Op: «C’è stata la risi del Ventinove».
Pa: «Quella? Era assolutamente diversa. Se ne parla perché sappiamo prevedere soltanto il passato, ma il mondo di allora non aveva quasi nulla in comune con il nostro. Era diversissimo il panorama geopolitico, Europa, America, Cina, Medioriente, e tutto il resto. Non c’erano l’atomica e internet. La crisi attuale è inversa, e non solo perché il mondo è profondamente cambiato in fretta, e in modo così variegato che lo conosciamo male, e questo crea dubbi, ansia, diffidenza. Questa a me sembra una crisi che varie facce».
Op: «Quali?»
Pa: «Si tratta anzitutto di distinguere i nemici e gli alleati»
Op: «Nemici e alleati di chi? Non stiamo mica parlando di guerra».
Pa: «Giusto! In effetti stiamo proprio parlando di una guerra. Più precisamente della terza guerra mondiale, o, se preferisce, globale, combattuta con le armi della finanza e dell’economia, micidiali quanto, e forse più, di quelle militari. La prima guerra globale».
Op: «Io credo che lei esageri».
Pa: «E io mi auguro che lei abbia ragione e io torto, perciò non parliamo di guerre metaforiche e restiamo ai fatti. In sostanza ad essere in crisi sembra essere il modello neoliberista dominante. Una sorta di grande gioco nel quale intervengono due componenti: una finanziaria, in certo senso virtuale, e una economica-produttiva. Da qualche tempo la componente finanziaria ha preso il sopravvento, controlla il gioco, anzi lo dirige. Gli andamenti delle borse sono diventati il pane quotidiano di noi tutti, che però ne ignoriamo i retroscena. E non è neppure chiaro quali siano le posizioni reali sul fronte dell’economia, se vi siano giochi contrapposti, o un filo logico segni l’interesse comune».
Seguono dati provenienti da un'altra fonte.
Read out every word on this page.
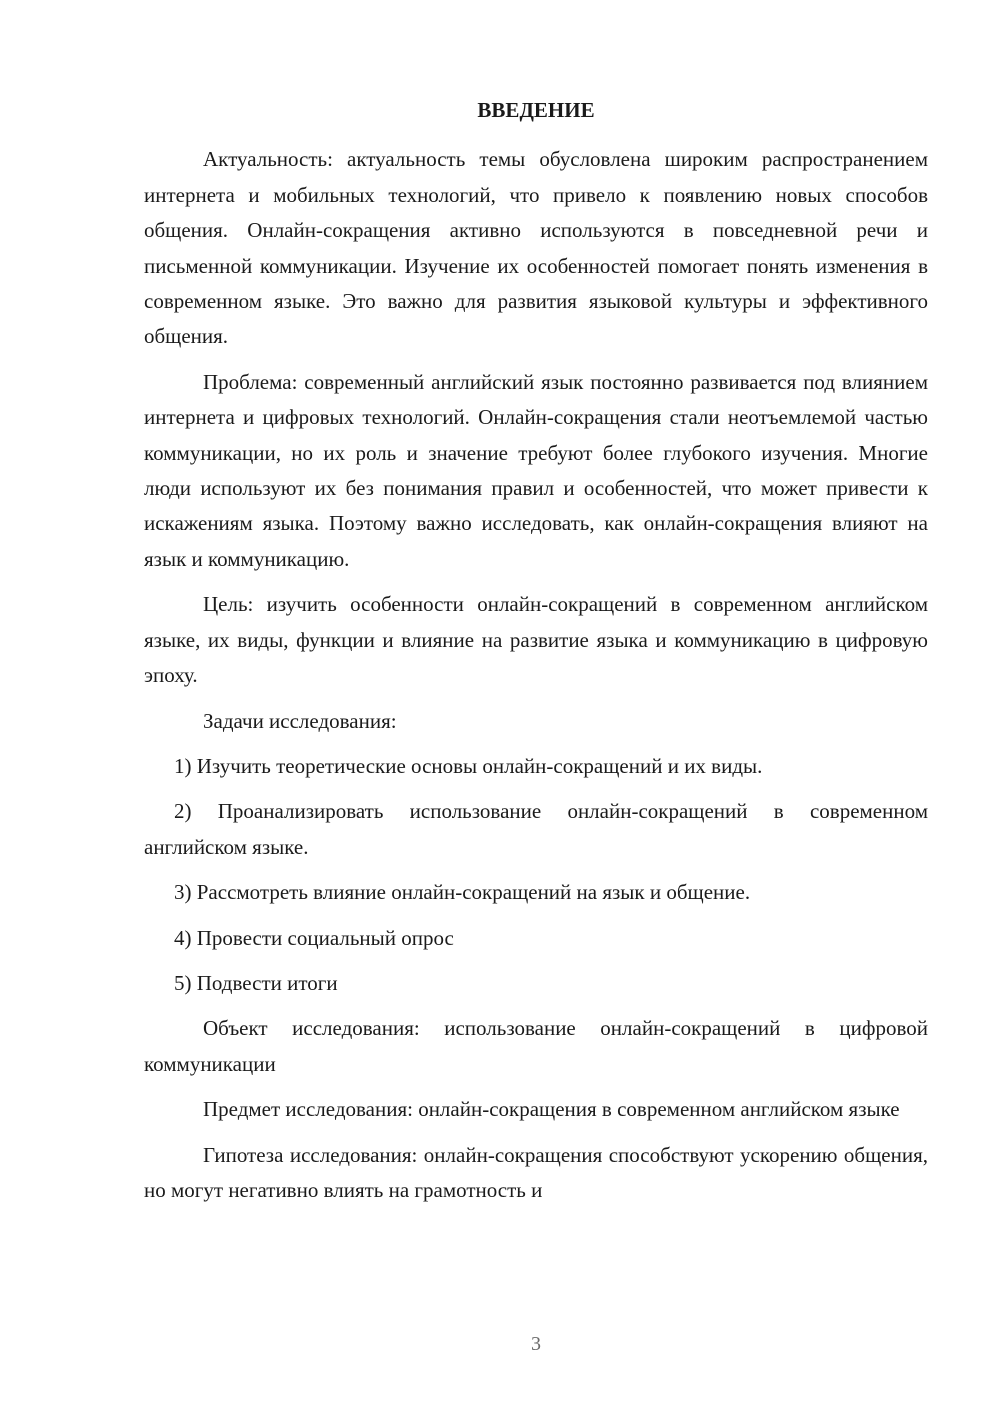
ВВЕДЕНИЕ
Актуальность: актуальность темы обусловлена широким распространением интернета и мобильных технологий, что привело к появлению новых способов общения. Онлайн-сокращения активно используются в повседневной речи и письменной коммуникации. Изучение их особенностей помогает понять изменения в современном языке. Это важно для развития языковой культуры и эффективного общения.
Проблема: современный английский язык постоянно развивается под влиянием интернета и цифровых технологий. Онлайн-сокращения стали неотъемлемой частью коммуникации, но их роль и значение требуют более глубокого изучения. Многие люди используют их без понимания правил и особенностей, что может привести к искажениям языка. Поэтому важно исследовать, как онлайн-сокращения влияют на язык и коммуникацию.
Цель: изучить особенности онлайн-сокращений в современном английском языке, их виды, функции и влияние на развитие языка и коммуникацию в цифровую эпоху.
Задачи исследования:
1) Изучить теоретические основы онлайн-сокращений и их виды.
2) Проанализировать использование онлайн-сокращений в современном английском языке.
3) Рассмотреть влияние онлайн-сокращений на язык и общение.
4) Провести социальный опрос
5) Подвести итоги
Объект исследования: использование онлайн-сокращений в цифровой коммуникации
Предмет исследования: онлайн-сокращения в современном английском языке
Гипотеза исследования: онлайн-сокращения способствуют ускорению общения, но могут негативно влиять на грамотность и
3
Op: «Interesse comune a chi?»
Pa: «Non lo so. Europa, America, Asia…Una gara per il sopravvento, o la ricerca di una mutua sopravvivenza? »
Op: «Vuole forse dire coesistenza?»
Pa: «No, quello era un termine valido ai tempi della cosiddetta guerra fredda, quando si dicevano le cose come erano. Oggi è diffusa un’ambiguità che maschera intenzioni e prospettive, e ignora prevedibili sbocchi finali, a volte catastrofici. Insomma, nessuno dei leader mondiali dice quello che pensa, né pensa quello che dice».
Op: «Sono tutti dei mentitori?»
Pa: «No, ma la verità è troppo complicata, e deprimente, per essere esposta a quella che chiamiamo opinione pubblica. Si insiste genericamente sui pericoli della crisi, preconizzando una crescita dai contorni indefiniti. Ma cosa significa crescita? Produrre di più? E produrre che cosa? E poi, dato che tutte le nostre società seguono le leggi del mercato, entra in una logica che ammette solo vincitori e vinti».
Op: «Come in una guerra?»
Pa: «E’ lei a dirlo, comunque è così. Prendiamo l’Europa. O, piuttosto, l’unione europea. Unione di 27 Paesi non troppo uniti in mancanza di governo, economia, sistema fiscale comune. Contraria al processo unitario è soprattutto la Germania, mentre sono favorevoli Paesi come la Spagna e l’Italia, che vedrebbero così avviati a soluzione gran parte dei loro problemi. Ora la Germania, che di fatto ha un ruolo preminente nell’unione, esige dall’Italia una cura di rigore che deprime la sua crescita. E l’Italia è il primo competitore della Germania sul piano manifatturiero».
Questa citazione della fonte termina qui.